Le Cercle des Explorateurs Enthousiastes : le Multiplicateur de terres – 3

Faits légendaires et Actes inouïs

1

À cette époque héroïque l’expédition Marco Polo, char­gée de mener campagne dans notre énigmatique petit port d’attache, prend par la rue nommée « du Com­merce » et dé­passe la place du marché.

Selon ce qui m’a été rapporté, elle poursuit sa reconnais­sance dans un vaste comp­toir com­mercial en péri­phérie. Ce sont alors, après les lar­ges portes en verre, un froid de glace, des sons inouïs, une ca­copho­nie de chants et de cris inquiétants, des ordres ou des susurrements sans doute venus de ces « ténèbres du cœur humain » dont parle la Bible. Les Marco Polo – bien qu’extrêmement af­fec­tés par une telle dés­tructuration du monde – franchissent les rangs des caisses et pour­suivent leur chemin par l’allée des surge­lés, s’avancent toujours plus loin, mal­gré les pé­rils, mais, après bien des péripéties inouïes, ces hommes éclairés nous reviennent navrés.

Les créatures extraordinaires que nous a van­tées l’étourdis­sante pen­sée de notre guide se re­cu­lent, à peine en­trevues, et dis­pa­rais­sent, sans doute sous l’effet de la déception, der­rière les soupes lyo­phili­sées ou la lin­ge­rie fine. On dé­plore notamment au bar américain du Cercle qu’elles aient des figu­res aussi peu affirmées et soient dotées de si peu de bon sens. Elles n’ont pas de contour défi­ni et, selon l’avis géné­ral, ne sont que de pauvres formes transi­toi­res qui n’attei­gnent pas au no­ble statut d’idées.

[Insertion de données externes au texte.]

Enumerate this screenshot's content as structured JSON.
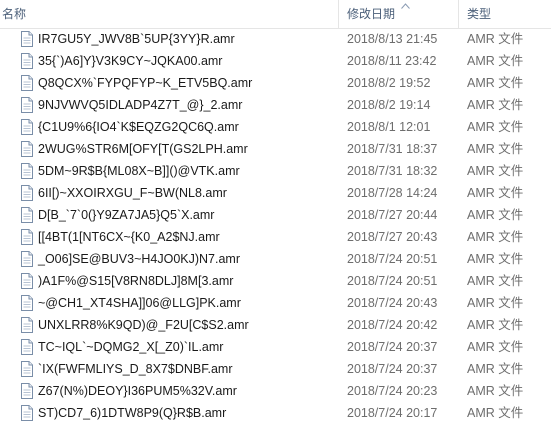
{
  "header": {
    "name": "名称",
    "date_modified": "修改日期",
    "type": "类型"
  },
  "files": [
    {
      "name": "IR7GU5Y_JWV8B`5UP{3YY}R.amr",
      "date": "2018/8/13 21:45",
      "type": "AMR 文件"
    },
    {
      "name": "35{`)A6]Y}V3K9CY~JQKA00.amr",
      "date": "2018/8/11 23:42",
      "type": "AMR 文件"
    },
    {
      "name": "Q8QCX%`FYPQFYP~K_ETV5BQ.amr",
      "date": "2018/8/2 19:52",
      "type": "AMR 文件"
    },
    {
      "name": "9NJVWVQ5IDLADP4Z7T_@}_2.amr",
      "date": "2018/8/2 19:14",
      "type": "AMR 文件"
    },
    {
      "name": "{C1U9%6{IO4`K$EQZG2QC6Q.amr",
      "date": "2018/8/1 12:01",
      "type": "AMR 文件"
    },
    {
      "name": "2WUG%STR6M[OFY[T(GS2LPH.amr",
      "date": "2018/7/31 18:37",
      "type": "AMR 文件"
    },
    {
      "name": "5DM~9R$B{ML08X~B]]()@VTK.amr",
      "date": "2018/7/31 18:32",
      "type": "AMR 文件"
    },
    {
      "name": "6II[)~XXOIRXGU_F~BW(NL8.amr",
      "date": "2018/7/28 14:24",
      "type": "AMR 文件"
    },
    {
      "name": "D[B_`7`0(}Y9ZA7JA5}Q5`X.amr",
      "date": "2018/7/27 20:44",
      "type": "AMR 文件"
    },
    {
      "name": "[[4BT(1[NT6CX~{K0_A2$NJ.amr",
      "date": "2018/7/27 20:43",
      "type": "AMR 文件"
    },
    {
      "name": "_O06]SE@BUV3~H4JO0KJ)N7.amr",
      "date": "2018/7/24 20:51",
      "type": "AMR 文件"
    },
    {
      "name": ")A1F%@S15[V8RN8DLJ]8M[3.amr",
      "date": "2018/7/24 20:51",
      "type": "AMR 文件"
    },
    {
      "name": "~@CH1_XT4SHA]]06@LLG]PK.amr",
      "date": "2018/7/24 20:43",
      "type": "AMR 文件"
    },
    {
      "name": "UNXLRR8%K9QD)@_F2U[C$S2.amr",
      "date": "2018/7/24 20:42",
      "type": "AMR 文件"
    },
    {
      "name": "TC~IQL`~DQMG2_X[_Z0)`IL.amr",
      "date": "2018/7/24 20:37",
      "type": "AMR 文件"
    },
    {
      "name": "`IX(FWFMLIYS_D_8X7$DNBF.amr",
      "date": "2018/7/24 20:37",
      "type": "AMR 文件"
    },
    {
      "name": "Z67(N%)DEOY}I36PUM5%32V.amr",
      "date": "2018/7/24 20:23",
      "type": "AMR 文件"
    },
    {
      "name": "ST)CD7_6)1DTW8P9(Q}R$B.amr",
      "date": "2018/7/24 20:17",
      "type": "AMR 文件"
    }
  ],
  "colors": {
    "header_text": "#4c607a",
    "name_text": "#1a1a1a",
    "meta_text": "#6d6d6d",
    "icon_border": "#7a8ea8"
  },
  "icons": {
    "file": "file-icon",
    "sort": "chevron-up-icon"
  }
}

Exis­tent-elles seulement ? Alexander Borgrave, le poète officiel du Cercle, avance qu’elles n’exist­ent pas tout à fait parce qu’elles n’ont pas de nom. C’est ha­bile. On se per­d en sup­pu­tations.

– Peut-être ont-elles elles-mêmes de la peine à vous dis­tin­guer en tant que concepts ? suggère Corentin Blanchard, se tou­chant les sour­cils du bout des doigts.

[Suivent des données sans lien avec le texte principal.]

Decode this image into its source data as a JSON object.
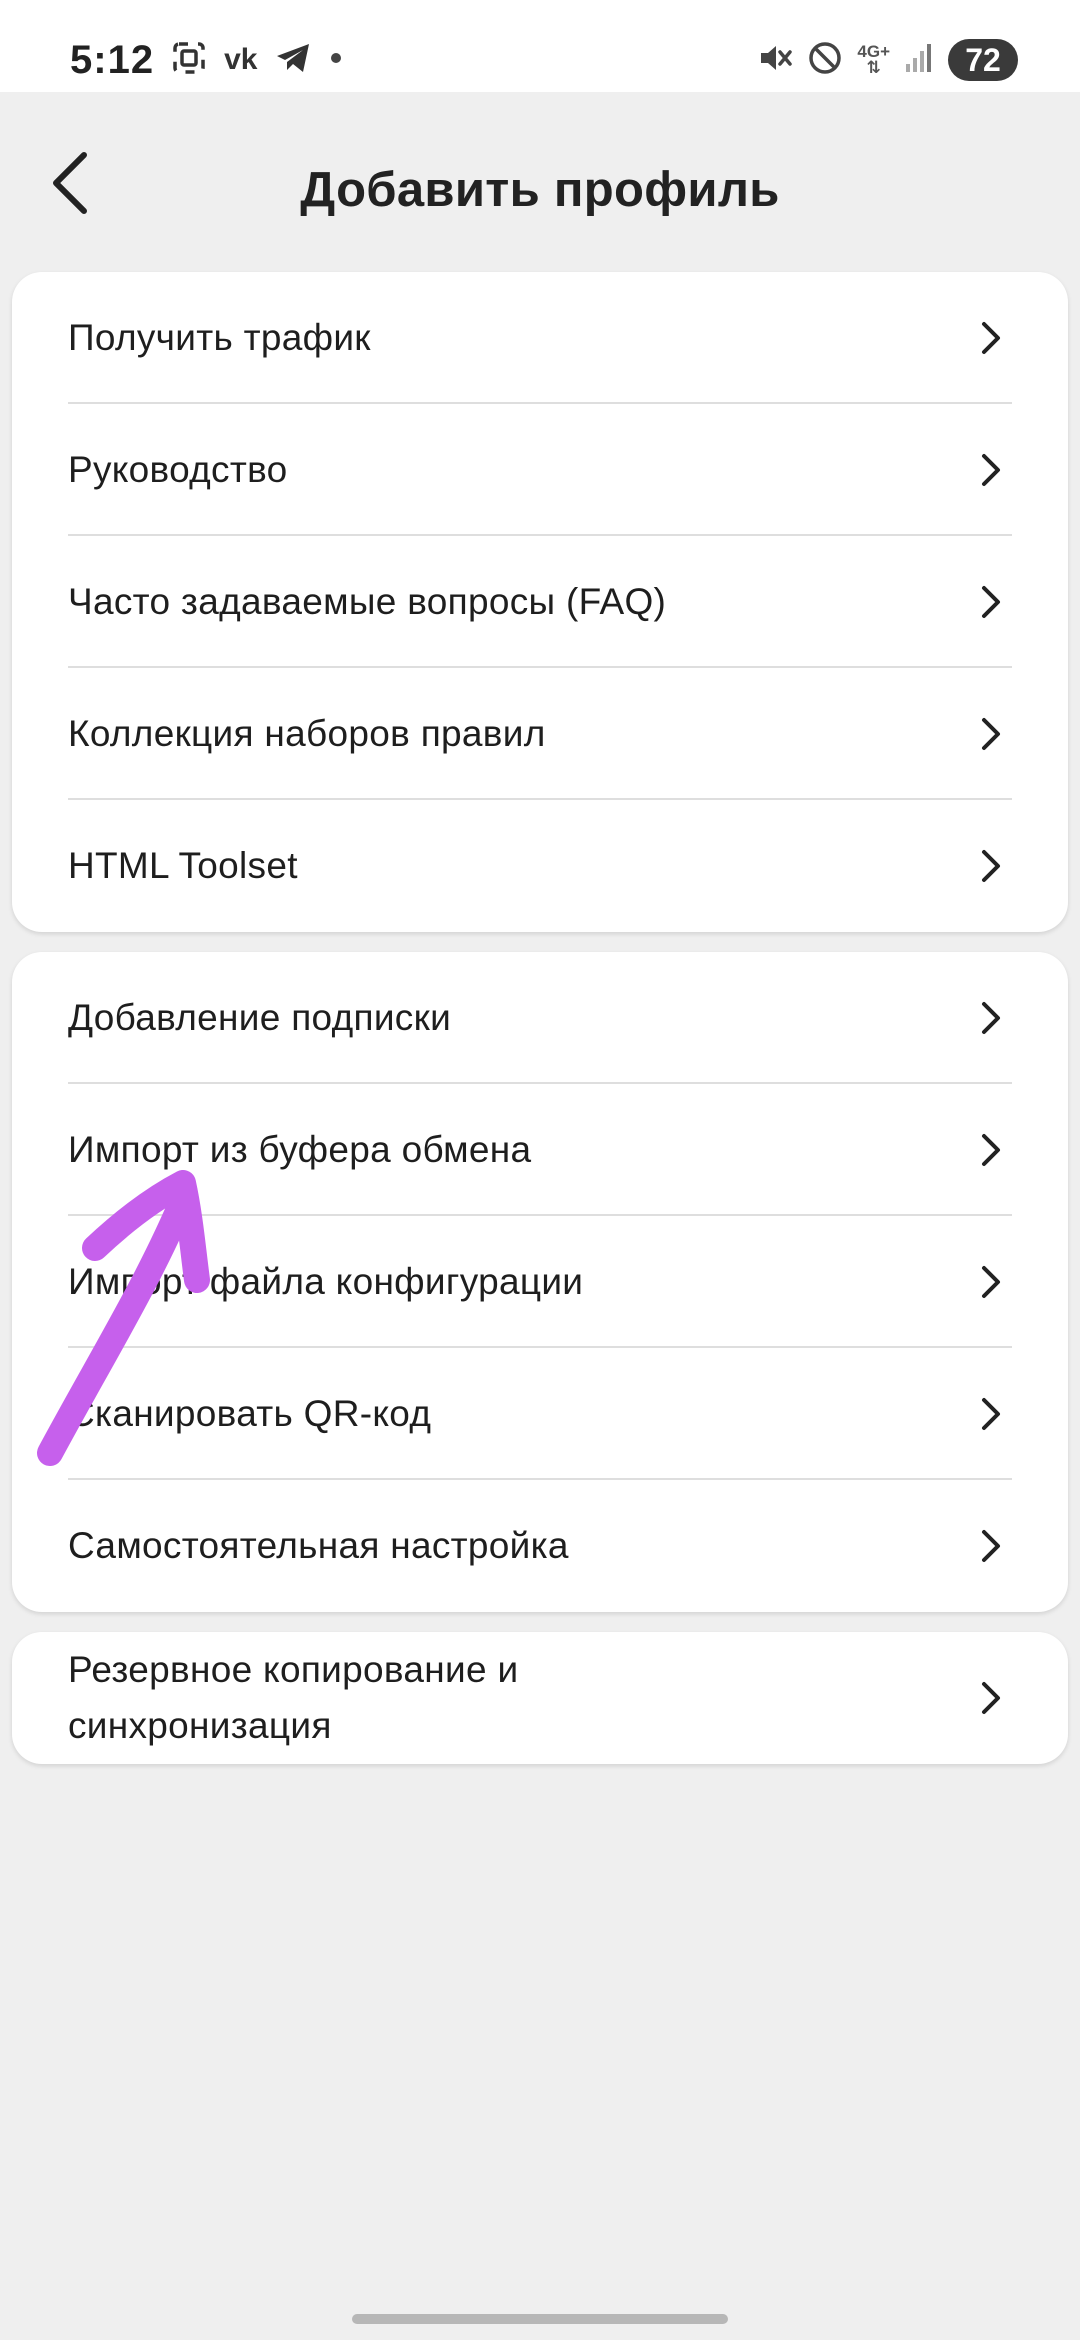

C’est alors que notre ines­timable savant passe à vive allure, accom­pagné des mé­dias locaux intrigués, au retour de son jog­ging sur le môle. Une petite laine au cou pour se protéger du vent du large, cet homme qui a le don de voir à travers la terre dit :

– Je crois que je commence à com­prendre, mes doux amis… Fugitive­ment en­trevues par les in­ters­tices favo­rables dans les dunes ou à la sortie des lycées, de su­perbes créatures exis­tent, certes, d’une fa­çon étonnante, mais ces petits pa­niers à lentilles ne sont pas tout à fait ce que nous cher­chons, TAS DE TOURISTES !

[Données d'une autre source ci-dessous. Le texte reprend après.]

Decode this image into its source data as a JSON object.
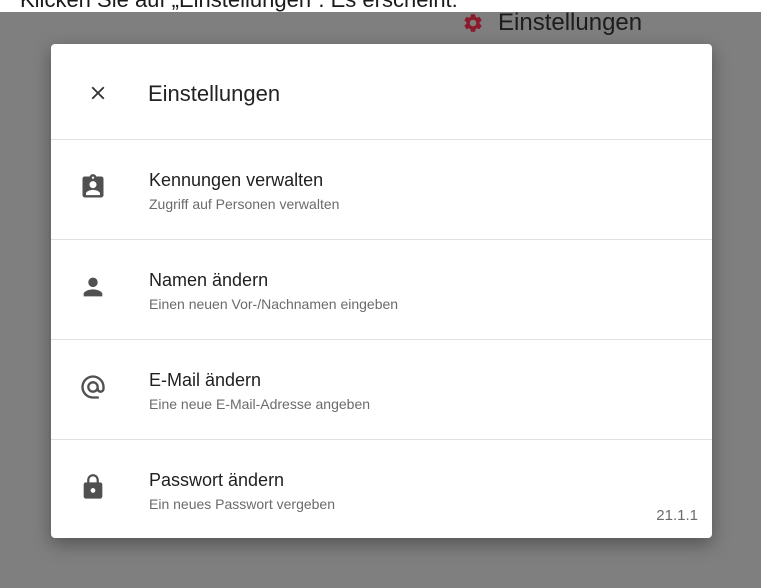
{
  "page": {
    "caption": "Klicken Sie auf „Einstellungen“. Es erscheint:",
    "background_header_label": "Einstellungen"
  },
  "dialog": {
    "title": "Einstellungen",
    "close_icon": "close-icon",
    "items": [
      {
        "icon": "badge-icon",
        "title": "Kennungen verwalten",
        "subtitle": "Zugriff auf Personen verwalten"
      },
      {
        "icon": "person-icon",
        "title": "Namen ändern",
        "subtitle": "Einen neuen Vor-/Nachnamen eingeben"
      },
      {
        "icon": "at-icon",
        "title": "E-Mail ändern",
        "subtitle": "Eine neue E-Mail-Adresse angeben"
      },
      {
        "icon": "lock-icon",
        "title": "Passwort ändern",
        "subtitle": "Ein neues Passwort vergeben"
      }
    ],
    "version": "21.1.1"
  },
  "colors": {
    "overlay": "#7f7f7f",
    "gear_accent": "#8b1a2b",
    "icon": "#505050"
  }
}
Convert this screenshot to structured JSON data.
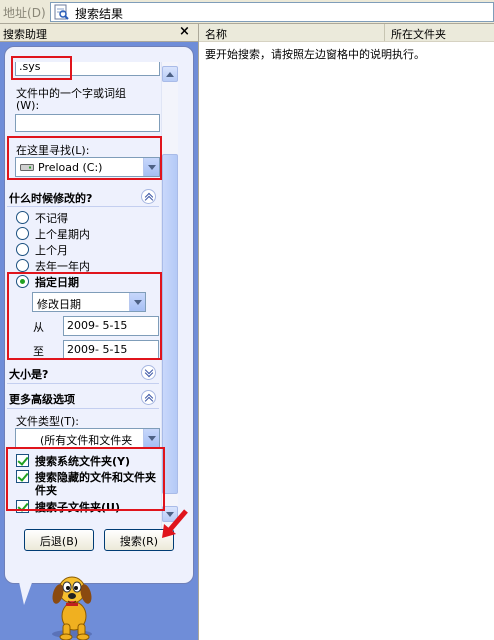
{
  "address_bar": {
    "label": "地址",
    "shortcut": "(D)",
    "value": "搜索结果"
  },
  "search_pane": {
    "title": "搜索助理",
    "close_glyph": "×",
    "filename_value": ".sys",
    "word_label": "文件中的一个字或词组",
    "word_shortcut": "(W):",
    "word_value": "",
    "lookin_label": "在这里寻找(L):",
    "lookin_value": "Preload (C:)",
    "modified_header": "什么时候修改的?",
    "date_options": [
      "不记得",
      "上个星期内",
      "上个月",
      "去年一年内",
      "指定日期"
    ],
    "date_selected": "指定日期",
    "date_type_value": "修改日期",
    "from_label": "从",
    "from_value": "2009- 5-15",
    "to_label": "至",
    "to_value": "2009- 5-15",
    "size_header": "大小是?",
    "advanced_header": "更多高级选项",
    "filetype_label": "文件类型(T):",
    "filetype_value": "(所有文件和文件夹",
    "checks": [
      {
        "label": "搜索系统文件夹(Y)",
        "checked": true
      },
      {
        "label": "搜索隐藏的文件和文件夹",
        "label2": "件夹",
        "checked": true
      },
      {
        "label": "搜索子文件夹(U)",
        "checked": true
      }
    ],
    "back_button": "后退(B)",
    "search_button": "搜索(R)"
  },
  "results": {
    "columns": [
      "名称",
      "所在文件夹"
    ],
    "message": "要开始搜索，请按照左边窗格中的说明执行。"
  },
  "icons": [
    "search-results-icon",
    "drive-icon",
    "dog-assistant-icon",
    "red-arrow-icon"
  ],
  "colors": {
    "pane_blue": "#6f8dd8",
    "balloon": "#eef1fd",
    "highlight_red": "#e0141c",
    "check_green": "#21a121"
  }
}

L’inoubliable savant reprend sa course, suivi de la presse à pe­tites foulées et caméras embarquées.

2

La plu­part de ces êtres étranges, fugitivement entraperçus, n’ont de toute manière au­cune conver­sa­tion, selon les derniers rapports, à moins que leurs épou­vantables grima­ces n’en aient tenu lieu.

– Nous avons vou­lu ex­pliquer l'état de nos connais­sances et l'avancée de notre civi­lisation, celle-ci étant une réus­site incontestable, déclare un des explorateurs. Ces créatu­res incré­dules se conten­tent de tirer la langue en ré­ponse, si elles ont une lan­gue, ou, si elles ont des yeux, elles ap­puient de l'in­dex avec force sur le bas d'un de ces yeux pour l'écar­quiller. Est-ce que vous croyez ça ?

L’orateur, le regard perdu et pourtant de plus en plus bril­lant, frot­te ses paumes l’une à l’autre avec minutie, comme s’il s’assurait de leur consistance.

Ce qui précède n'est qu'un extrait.